For Ukrainian books and media, you can count on Surma Book & Music Company, which dates back to the 1800s. The store also boasts an Andriivskiy-Uzviz-worthy collection of matrioshka dolls and traditional Ukrainian souvenirs and gifts.
Other Key Sites
Little Ukraine continues to thrive; after the collapse of the Soviet UNI0N in 1991, Ukrainians were able to immigrate to America and a new wave of Ukrainians arrived in Manhattan. Though rising rents have driven out many recent émigrés, the area is abuzz on weekends, when Ukrainians drive in from the suburbs to enjoy a taste of home. Many bring their kids to St George’s or the Kyiv National House for Ukrainian language lessons.
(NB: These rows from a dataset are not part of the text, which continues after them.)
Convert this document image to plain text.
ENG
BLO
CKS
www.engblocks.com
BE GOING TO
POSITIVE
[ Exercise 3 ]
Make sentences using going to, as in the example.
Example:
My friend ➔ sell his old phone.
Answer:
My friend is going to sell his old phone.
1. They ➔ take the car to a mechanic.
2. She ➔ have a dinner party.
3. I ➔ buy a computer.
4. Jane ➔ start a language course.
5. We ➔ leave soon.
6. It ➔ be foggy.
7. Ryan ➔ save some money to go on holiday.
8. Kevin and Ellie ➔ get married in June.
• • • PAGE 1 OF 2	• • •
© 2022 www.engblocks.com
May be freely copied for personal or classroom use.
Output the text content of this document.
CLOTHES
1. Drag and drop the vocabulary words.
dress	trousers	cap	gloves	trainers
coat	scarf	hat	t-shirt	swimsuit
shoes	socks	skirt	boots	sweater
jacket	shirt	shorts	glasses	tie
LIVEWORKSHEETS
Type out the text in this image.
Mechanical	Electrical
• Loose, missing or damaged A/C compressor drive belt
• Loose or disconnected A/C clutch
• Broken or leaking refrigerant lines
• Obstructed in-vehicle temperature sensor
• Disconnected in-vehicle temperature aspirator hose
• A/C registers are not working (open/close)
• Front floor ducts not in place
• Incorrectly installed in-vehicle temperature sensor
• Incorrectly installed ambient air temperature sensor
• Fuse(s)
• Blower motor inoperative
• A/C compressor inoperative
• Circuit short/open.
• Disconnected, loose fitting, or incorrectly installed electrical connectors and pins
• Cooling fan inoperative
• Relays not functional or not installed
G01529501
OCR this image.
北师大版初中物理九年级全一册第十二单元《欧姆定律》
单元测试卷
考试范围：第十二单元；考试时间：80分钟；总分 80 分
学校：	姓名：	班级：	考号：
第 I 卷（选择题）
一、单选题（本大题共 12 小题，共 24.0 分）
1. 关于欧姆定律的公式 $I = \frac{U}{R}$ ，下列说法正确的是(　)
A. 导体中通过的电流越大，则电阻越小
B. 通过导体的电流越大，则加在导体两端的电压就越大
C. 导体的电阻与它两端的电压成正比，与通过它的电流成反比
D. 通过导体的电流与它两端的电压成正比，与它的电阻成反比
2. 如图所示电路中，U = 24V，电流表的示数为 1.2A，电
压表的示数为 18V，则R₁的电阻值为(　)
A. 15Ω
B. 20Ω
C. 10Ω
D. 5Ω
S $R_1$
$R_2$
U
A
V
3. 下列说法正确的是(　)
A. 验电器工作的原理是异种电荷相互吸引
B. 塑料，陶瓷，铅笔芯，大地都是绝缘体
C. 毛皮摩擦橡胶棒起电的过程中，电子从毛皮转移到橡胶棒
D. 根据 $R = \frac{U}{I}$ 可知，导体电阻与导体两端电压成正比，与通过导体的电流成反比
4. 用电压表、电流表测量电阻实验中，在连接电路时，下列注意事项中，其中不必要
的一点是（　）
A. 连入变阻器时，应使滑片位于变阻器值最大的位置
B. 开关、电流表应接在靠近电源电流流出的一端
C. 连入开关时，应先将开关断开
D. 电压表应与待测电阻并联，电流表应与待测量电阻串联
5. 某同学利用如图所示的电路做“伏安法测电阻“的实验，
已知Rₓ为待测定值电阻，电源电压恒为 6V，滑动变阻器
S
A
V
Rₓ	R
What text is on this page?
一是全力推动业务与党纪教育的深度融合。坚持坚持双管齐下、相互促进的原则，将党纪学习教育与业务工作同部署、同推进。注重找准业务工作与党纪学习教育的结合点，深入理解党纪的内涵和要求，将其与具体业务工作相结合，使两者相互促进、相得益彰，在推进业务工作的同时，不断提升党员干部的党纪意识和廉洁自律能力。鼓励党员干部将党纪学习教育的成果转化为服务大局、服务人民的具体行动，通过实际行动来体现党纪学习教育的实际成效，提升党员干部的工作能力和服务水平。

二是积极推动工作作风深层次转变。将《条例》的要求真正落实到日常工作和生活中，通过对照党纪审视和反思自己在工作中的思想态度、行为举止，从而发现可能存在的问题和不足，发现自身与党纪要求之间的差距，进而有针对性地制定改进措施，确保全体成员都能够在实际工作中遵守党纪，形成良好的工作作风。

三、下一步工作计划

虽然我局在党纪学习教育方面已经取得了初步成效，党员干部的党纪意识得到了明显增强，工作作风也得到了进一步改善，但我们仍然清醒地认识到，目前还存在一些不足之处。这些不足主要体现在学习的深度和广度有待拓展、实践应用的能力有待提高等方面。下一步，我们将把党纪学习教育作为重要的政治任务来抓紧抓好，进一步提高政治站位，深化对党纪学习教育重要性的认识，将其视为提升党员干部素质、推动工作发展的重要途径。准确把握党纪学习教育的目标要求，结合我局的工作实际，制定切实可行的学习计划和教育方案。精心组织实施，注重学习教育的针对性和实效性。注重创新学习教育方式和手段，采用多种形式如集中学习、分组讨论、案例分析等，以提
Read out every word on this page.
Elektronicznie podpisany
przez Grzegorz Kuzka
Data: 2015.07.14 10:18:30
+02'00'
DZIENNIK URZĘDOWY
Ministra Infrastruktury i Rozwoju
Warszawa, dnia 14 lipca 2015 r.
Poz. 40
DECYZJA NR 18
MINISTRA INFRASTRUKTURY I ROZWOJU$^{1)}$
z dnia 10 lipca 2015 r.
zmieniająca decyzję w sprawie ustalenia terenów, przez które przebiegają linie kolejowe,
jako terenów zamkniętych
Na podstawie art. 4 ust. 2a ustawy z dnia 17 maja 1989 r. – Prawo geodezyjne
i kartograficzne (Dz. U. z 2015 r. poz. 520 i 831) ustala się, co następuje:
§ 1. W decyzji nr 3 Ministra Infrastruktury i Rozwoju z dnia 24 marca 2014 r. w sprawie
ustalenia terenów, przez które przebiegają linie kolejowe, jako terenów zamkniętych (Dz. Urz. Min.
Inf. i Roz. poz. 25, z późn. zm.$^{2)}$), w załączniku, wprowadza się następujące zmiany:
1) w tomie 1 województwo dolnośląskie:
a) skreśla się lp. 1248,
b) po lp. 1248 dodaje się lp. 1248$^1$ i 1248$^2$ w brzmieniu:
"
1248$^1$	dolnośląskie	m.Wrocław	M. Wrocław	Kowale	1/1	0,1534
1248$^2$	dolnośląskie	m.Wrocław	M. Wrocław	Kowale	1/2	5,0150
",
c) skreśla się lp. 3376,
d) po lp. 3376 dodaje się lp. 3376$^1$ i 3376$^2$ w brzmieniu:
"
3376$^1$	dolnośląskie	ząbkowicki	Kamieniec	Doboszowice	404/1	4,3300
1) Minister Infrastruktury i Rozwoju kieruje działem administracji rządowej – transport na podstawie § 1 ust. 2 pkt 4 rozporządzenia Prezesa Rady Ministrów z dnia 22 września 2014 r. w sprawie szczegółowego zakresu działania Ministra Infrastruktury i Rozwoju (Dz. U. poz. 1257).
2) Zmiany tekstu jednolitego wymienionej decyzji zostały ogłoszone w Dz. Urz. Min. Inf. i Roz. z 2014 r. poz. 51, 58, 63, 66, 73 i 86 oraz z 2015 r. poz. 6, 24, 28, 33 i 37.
Once there, they can participate in PLAST or CYM, two international Ukrainian youth groups similar to the Boy Scouts, but that reward children for learning Ukrainian songs and poems. The Roma Pryma Bohachevska School teaches Ukrainian folkloric dance nearby.
Since its construction in 1905, St George’s Ukrainian Catholic Church has been the heart of Little Ukraine. It’s Easter masses are often so popular that crowds of worshippers spill out into the streets. The Church runs a school nearby, St George’s Academy, where students can take Ukrainian lessons. Nearly 250 students are currently enrolled in the school, which is located on East 6th Street and Taras Shevchenko Place.
Make sure you check out the Ukrainian Museum, located on 6th Street between 2nd and 3rd Avenues. The Ukrainian National Women’s League of America founded it in 1976 and it is the largest Ukrainian heritage museum in the US. In 2005, the museum moved into its current home, a cutting-edge facility designed by Ukrainian American architect George Sawicki. Donations from Ukrainian American New Yorkers funded the US$5 million complex. With folk art, fine art, and archival materials at its core, the museum organises regular exhibitions, with catalogues written in Ukrainian and English.
A Home for Exiled Scholars
Although it is not located in Little Ukraine proper, no discussion of the Ukrainian diaspora in New York is complete without mentioning the Ukrainian Academy of Arts and Sciences (UVAN). Located on 100th Street, UVAN is dedicated to the “promotion and advancement of Ukrainian studies”. UVAN was created in 1950 and was initially known as the Ukrainian Free Academy of Sciences, as it counted many exiled scholars among its members during Soviet rule. Home to a Ukrainian-language library of 55,000 books and 500,000 museum archival holdings, it is the largest Ukrainian-language archive outside of Ukraine. In addition, the Academy has published over 140 books and journals, including seminal works on various aspects of Ukraine’s national culture, architecture, and history. It also organises lectures, conferences, concerts, and art exhibitions featuring Ukrainian artists and luminaries.
A Home Away From Home
Businesses like Veselka and East Village Meat Market are brick-and-mortar testament to the tenacity and courage of the Ukrainian spirit. The Academy, where scholars huddled over Ukrainian texts banned during Soviet rule, is living proof of the indomitable Ukrainian spirit and casts the ongoing national language debate in a new light.
As the Frank Sinatra song goes, “New York, if you can make it there, you can make it anywhere.” Ukrainians have not only made it in New York, they’ve made the city their own with businesses and organisations that have withstood the test of time and will continue to serve as a home away from home for Ukrainians across the Atlantic.